Albert King: Funky London

ALBERT KING: FUNKY LONDON (1972-1974?; 1994)

1) Cold Sweat; 2) Can't You See What You're Doing To Me; 3) Funky London; 4) Lonesome; 5) Bad Luck; 6) Sweet Fingers; 7) Finger On The Trigger; 8) Driving Wheel; 9) Lovingest Woman In Town..

A bunch of outtakes from some of King's Stax sessions from the early Seventies (possibly earlier as well, I'm not informed of the recording dates). The review will be brief: there is only one track here that guarantees the purchase, which is the instrumental cover of James Brown's 'Cold Sweat' — King's worship of Brown could be out of place when he tried to imitate Brown's audience teasing manners on stage, but it worked all right when he simply did funky James Brown num­bers with his faithful rhythm section, embellishing them with his blues licks. This here 'Cold Sweat' chugs along almost as fine as the original, and will also please those who dislike Brown's neglect for melody, because that's exactly what King's guitar adds to the proceedings.

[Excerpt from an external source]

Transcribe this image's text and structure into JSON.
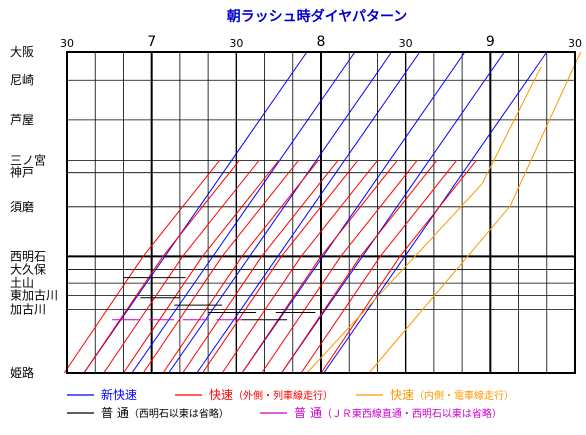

Everything else is stuff we have heard a million times in better or equal quality. Most of it is by the numbers blues that, to me, gives the impression of rehearsal material, performed in warm-up pur­poses before the recording of King's truly serious contributions to his official albums. It's all tight and solid, but strictly sparkless. The title track, another funky instrumental, stands out a little sim­ply by being funkier than the rest, but 'Cold Sweat' displays more energy and enthusiasm.

I have this on a CD that's paired with the earlier semi-official Live At Wattstax album, recorded at about the same time as Blues At Sunrise, and in terms of basic passion, it is much better, ex­cept all of its songs ('Killing Floor', 'I'll Play The Blues For You', etc.) have already been played live with the same fire on other releases. Bottomline: all of this is heavily expendable, although not for the dedicated fan.